Kroncong (ejaan alternatif: Keroncong) telah berkembang sejak kedatangan Portugis, yang membawa dengan mereka instrumen Eropa. Pada awal 1900-an, itu dianggap musik kelas rendah perkotaan. Ini berubah pada tahun 1930-an, ketika industri film Indonesia meningkat mulai menggabungkan keroncong. Dan kemudian bahkan lebih sehingga dalam pertengahan sampai akhir 1940-an, menjadi terkait dengan perjuangan untuk kemerdekaan.
Mungkin lagu yang paling terkenal di gaya keroncong adalah Bengawan Solo, yang ditulis pada tahun 1940 oleh Gesang Martohartono, seorang musisi Solo. Ditulis selama pendudukan Tentara Kekaisaran Jepang dari pulau itu dalam Perang Dunia II, lagu (tentang Bengawan Solo Sungai, sungai Jawa terpanjang dan paling penting) menjadi sangat populer di kalangan orang Jawa, dan kemudian secara nasional ketika rekaman itu disiarkan melalui radio lokal stasiun. Lagu ini juga menjadi cukup populer dengan tentara Jepang, dan ketika mereka kembali ke Jepang pada akhir perang kembali rekaman itu (oleh seniman Jepang) menjadi best-seller. Selama bertahun-tahun telah dirilis ulang berkali-kali oleh seniman terkemuka, terutama di Asia tetapi juga di luar (seperti Anneke Grönloh), dan di beberapa tempat itu dipandang sebagai tipifikasi musik Indonesia. Gesang sendiri tetap eksponen paling terkenal dari gaya, yang meskipun terlihat sekarang sebagai bentuk agak tepung dan "tanggal" masih populer di kalangan segmen besar penduduk, terutama generasi tua.

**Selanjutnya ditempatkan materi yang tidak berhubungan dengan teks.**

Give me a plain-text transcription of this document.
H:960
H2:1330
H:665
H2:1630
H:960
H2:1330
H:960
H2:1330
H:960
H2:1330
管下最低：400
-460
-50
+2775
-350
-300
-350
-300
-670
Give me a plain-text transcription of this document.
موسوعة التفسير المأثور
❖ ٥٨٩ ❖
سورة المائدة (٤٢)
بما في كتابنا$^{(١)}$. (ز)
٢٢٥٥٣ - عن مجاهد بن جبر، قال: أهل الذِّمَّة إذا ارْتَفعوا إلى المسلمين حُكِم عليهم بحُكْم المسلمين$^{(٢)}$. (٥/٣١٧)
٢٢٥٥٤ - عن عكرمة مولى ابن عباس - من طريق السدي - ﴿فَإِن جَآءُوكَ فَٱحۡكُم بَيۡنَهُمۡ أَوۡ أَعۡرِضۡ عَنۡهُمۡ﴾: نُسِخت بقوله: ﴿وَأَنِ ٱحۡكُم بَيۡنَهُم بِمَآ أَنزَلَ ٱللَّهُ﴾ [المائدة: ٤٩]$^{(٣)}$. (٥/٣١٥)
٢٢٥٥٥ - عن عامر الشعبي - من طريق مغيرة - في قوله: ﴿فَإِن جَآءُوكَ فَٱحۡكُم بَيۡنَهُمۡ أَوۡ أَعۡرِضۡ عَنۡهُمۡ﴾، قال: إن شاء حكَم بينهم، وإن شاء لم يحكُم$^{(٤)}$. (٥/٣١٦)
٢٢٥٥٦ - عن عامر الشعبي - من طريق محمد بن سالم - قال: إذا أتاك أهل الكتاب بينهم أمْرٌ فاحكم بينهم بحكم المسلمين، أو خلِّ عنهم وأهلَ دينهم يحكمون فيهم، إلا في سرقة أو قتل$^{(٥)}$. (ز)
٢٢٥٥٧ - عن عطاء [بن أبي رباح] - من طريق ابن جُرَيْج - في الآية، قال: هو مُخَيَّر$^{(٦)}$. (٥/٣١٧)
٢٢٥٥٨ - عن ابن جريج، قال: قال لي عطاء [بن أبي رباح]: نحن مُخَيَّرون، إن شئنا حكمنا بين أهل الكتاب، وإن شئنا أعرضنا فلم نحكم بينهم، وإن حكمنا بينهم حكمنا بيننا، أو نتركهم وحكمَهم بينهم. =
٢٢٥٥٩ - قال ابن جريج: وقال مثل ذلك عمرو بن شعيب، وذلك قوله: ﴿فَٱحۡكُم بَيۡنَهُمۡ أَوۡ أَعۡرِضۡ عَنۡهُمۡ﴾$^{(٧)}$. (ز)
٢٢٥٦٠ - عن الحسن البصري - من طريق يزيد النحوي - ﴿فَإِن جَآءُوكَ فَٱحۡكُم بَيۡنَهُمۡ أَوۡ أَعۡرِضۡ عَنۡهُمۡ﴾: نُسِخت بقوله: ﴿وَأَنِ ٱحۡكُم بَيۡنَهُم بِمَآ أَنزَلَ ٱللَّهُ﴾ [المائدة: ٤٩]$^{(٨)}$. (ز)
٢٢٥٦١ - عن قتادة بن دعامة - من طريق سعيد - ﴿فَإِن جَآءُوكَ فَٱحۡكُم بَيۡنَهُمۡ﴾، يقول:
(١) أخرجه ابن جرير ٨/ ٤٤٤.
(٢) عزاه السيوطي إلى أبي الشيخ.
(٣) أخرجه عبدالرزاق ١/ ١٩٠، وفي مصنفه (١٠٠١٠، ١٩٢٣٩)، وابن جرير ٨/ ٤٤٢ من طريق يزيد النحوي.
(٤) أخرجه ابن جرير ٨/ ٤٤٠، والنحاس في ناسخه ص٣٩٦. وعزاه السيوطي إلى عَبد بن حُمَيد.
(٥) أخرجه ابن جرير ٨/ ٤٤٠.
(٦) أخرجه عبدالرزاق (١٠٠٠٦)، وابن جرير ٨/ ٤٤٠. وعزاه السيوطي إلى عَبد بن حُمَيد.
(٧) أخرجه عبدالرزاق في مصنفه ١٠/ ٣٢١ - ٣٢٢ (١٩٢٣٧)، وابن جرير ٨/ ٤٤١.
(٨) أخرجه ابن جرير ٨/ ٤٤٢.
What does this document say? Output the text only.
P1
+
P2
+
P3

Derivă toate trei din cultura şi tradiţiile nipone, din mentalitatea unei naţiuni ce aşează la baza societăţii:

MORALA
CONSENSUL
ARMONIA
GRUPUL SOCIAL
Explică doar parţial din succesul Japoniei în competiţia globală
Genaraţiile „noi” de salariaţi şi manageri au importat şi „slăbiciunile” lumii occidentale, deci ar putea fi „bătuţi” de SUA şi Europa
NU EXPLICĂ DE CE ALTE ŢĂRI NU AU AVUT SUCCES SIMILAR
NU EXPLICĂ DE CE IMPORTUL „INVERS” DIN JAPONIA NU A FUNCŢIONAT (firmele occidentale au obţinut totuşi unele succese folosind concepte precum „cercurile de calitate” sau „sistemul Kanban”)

Setelah Perang Dunia II dan selama Revolusi Nasional Indonesia (1945-1949) dan setelah itu, keroncong dikaitkan dengan patriotisme, karena banyak penyair Indonesia dan lagu-lagu patriotik penulis menggunakan fusi keroncong dan agak jazz sebagai genre karya mereka. Tema patriotik dan romantis romantisme perang jelas dalam karya-karya Ismail Marzuki, seperti Rayuan Pulau Kelapa, Indonesia Pusaka, Sepasang Mata Bola, Keroncong Serenata dan Juwita Malam. Lagu-lagu patriotik dapat dinyanyikan dalam nyanyian atau bahkan di orkestra, tetapi paling sering dinyanyikan dalam keroncong gaya yang dikenal sebagai keroncong Perjuangan (keroncong perjuangan). Diva keroncong, Waldjinah, Sundari Sukoco dan Hetty Koes Endang, berperan penting dalam menghidupkan kembali gaya pada 1980-an.
Tembang Langgam Jakarta atau Jakarta
Ada gaya keroncong asli Surakarta (Solo) disebut langgam Jakarta, yang sekering keroncong dengan skala tujuh-catatan gamelan.